Trump and his administration were masters of this kind of manipulation, pummeling lies and illogic into people’s minds non-stop before, during, and after his term in office. He’s still doing it now, with his “Big Lie” that the election was stolen from him by Biden. He can’t seem to stop doing it, and a lot of people can’t seem to stop believing him.

“Repetition makes things seem more plausible. And the effect is likely more powerful when people are tired or distracted by other information.”  Lynn Hasher, a psychologist at the University of Toronto whose research team first noticed the effect in the 1970s.  

It’s not a new concept.
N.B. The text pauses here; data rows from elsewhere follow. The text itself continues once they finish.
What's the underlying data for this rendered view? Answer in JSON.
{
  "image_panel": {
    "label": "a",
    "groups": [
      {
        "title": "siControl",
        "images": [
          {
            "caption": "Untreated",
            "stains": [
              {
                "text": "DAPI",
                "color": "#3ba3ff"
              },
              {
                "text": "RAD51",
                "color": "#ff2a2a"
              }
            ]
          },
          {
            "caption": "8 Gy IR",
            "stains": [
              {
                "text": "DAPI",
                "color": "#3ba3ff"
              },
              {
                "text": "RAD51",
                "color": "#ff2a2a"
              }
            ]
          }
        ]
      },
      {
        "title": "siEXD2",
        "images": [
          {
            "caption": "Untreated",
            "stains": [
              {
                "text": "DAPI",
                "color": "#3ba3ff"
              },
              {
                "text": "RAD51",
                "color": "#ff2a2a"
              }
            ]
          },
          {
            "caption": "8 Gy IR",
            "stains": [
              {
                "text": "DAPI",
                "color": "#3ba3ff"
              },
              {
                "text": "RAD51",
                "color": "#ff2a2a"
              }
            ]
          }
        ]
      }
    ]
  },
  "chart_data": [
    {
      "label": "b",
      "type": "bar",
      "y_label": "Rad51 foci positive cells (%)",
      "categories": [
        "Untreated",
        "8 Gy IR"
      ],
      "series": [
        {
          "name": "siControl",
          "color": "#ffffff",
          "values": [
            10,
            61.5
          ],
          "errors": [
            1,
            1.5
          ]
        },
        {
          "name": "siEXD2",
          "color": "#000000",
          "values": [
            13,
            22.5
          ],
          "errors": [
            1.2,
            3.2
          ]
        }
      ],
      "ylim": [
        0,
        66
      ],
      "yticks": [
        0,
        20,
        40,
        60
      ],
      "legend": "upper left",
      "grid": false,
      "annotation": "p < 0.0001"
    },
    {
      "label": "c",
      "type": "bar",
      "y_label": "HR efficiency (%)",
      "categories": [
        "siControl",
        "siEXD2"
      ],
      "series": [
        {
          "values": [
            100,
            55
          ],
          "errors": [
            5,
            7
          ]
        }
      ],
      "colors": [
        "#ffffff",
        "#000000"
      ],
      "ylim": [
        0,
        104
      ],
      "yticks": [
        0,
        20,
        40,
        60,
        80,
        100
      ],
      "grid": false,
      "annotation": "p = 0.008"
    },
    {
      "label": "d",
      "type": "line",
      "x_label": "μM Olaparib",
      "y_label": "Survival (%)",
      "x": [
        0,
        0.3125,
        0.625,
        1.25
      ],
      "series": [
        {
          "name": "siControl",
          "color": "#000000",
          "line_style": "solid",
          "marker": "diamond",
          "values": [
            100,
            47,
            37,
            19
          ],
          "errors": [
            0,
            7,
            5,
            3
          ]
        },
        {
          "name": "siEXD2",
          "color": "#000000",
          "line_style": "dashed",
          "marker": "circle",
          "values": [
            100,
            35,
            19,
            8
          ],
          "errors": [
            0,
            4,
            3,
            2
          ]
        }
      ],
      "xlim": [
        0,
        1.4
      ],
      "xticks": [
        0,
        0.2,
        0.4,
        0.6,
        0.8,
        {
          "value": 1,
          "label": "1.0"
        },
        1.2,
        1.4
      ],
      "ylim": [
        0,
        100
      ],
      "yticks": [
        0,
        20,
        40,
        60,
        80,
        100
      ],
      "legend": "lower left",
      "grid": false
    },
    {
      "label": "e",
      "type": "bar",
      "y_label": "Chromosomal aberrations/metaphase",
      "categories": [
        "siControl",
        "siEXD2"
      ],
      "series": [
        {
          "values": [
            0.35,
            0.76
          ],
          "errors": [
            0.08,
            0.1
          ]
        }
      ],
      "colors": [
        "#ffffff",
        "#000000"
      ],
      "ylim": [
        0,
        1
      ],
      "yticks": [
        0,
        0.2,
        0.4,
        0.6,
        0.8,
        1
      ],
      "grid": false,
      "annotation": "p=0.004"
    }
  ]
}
Adolf Hitler knew of what he spoke when he wrote, “Slogans should be persistently repeated until the very last individual has come to grasp the idea,” in Mein Kampf.  

Repetition is a staple of political propaganda. It sells fake news. It sells toothpaste. It drums in concepts that most often are so outlandish that we can’t believe we’re repeating them. And yet, we wondered where the yellow went, when we brushed our teeth with Pepsodent.

We’re slowly coming out of a terrible, traumatic, time, and we’re all a little fragile. Still, it’s not the time to be spoonfed platitudes. What we need now are not party lines and talking points, but intelligent, common sensical directives on how to get back safely into our lives and world, ensuring that the rights of everyone are considered and protected.